When we agree that everyone’s hard is different, compassion grows in us. Godly compassion springs up. Our eyes see others hardship as hard, not a place to cast judgement or a problem to solve for them. Seeing people as Jesus sees them is our starting place, instead of casting off their cares. Compassion is what God gave us when we lean in, so that others we love don’t feel so alone. We become the hands and feet of Jesus to another. When a hardship is shared, you get to respond out of care and compassion. Even if their hardship isn’t your hardship. My socks fit fine, it’s not my hard.
But to my 6 year old, that was the hardest thing at that moment, and when I decided to enter into her hard, my judgement is suspended and my compassion starts to overflow. Your hardship might not be their hardship, but that doesn’t mean it’s less hard. It means we have been given an opportunity to agree that everyone’s hard is different and offer the gift of compassion.

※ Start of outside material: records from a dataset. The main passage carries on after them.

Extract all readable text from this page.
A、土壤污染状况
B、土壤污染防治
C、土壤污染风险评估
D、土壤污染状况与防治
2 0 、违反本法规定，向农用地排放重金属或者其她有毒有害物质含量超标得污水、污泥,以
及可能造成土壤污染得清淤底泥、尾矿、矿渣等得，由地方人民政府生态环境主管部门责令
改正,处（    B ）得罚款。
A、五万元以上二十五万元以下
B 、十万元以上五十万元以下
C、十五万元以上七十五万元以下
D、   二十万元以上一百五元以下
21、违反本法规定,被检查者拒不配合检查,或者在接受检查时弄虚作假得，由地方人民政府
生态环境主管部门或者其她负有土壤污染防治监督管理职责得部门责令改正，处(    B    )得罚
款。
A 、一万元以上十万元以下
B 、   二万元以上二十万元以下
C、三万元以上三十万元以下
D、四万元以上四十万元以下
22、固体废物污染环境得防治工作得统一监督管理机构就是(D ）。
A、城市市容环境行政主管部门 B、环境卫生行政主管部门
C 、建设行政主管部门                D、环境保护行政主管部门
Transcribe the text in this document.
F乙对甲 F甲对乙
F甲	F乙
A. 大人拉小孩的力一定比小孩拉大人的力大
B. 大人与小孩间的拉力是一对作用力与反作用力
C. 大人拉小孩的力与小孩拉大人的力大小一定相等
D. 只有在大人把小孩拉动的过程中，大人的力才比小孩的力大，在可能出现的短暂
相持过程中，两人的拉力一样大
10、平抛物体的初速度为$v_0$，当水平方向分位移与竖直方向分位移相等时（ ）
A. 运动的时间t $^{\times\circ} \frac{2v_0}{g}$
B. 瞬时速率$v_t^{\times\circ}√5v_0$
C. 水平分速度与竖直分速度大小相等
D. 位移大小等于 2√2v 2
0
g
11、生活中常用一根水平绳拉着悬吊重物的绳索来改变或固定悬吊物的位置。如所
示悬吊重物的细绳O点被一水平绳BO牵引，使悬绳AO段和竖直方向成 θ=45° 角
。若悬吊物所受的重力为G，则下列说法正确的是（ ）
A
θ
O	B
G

I had several options on how to respond to the sock issue this morning. Even if my insides wanted to say “it’s not a big deal” or “get over it” or offer casually dismissive words, I chose to start with “oh, that sounds uncomfortable, let’s see if we can work on it.” I met my daughter in her hardship, didn’t cast it off as no big deal just because I don’t have the shared hardship and we worked on it, together. Because everyone’s hard is different and I want to be a person who meets others in their hardship with compassion, like Jesus would, remembering that everyone will be handed hard days, hard mornings, hard news to hear or more. Let’s be people who share more compassion, it makes the celebrations much sweeter.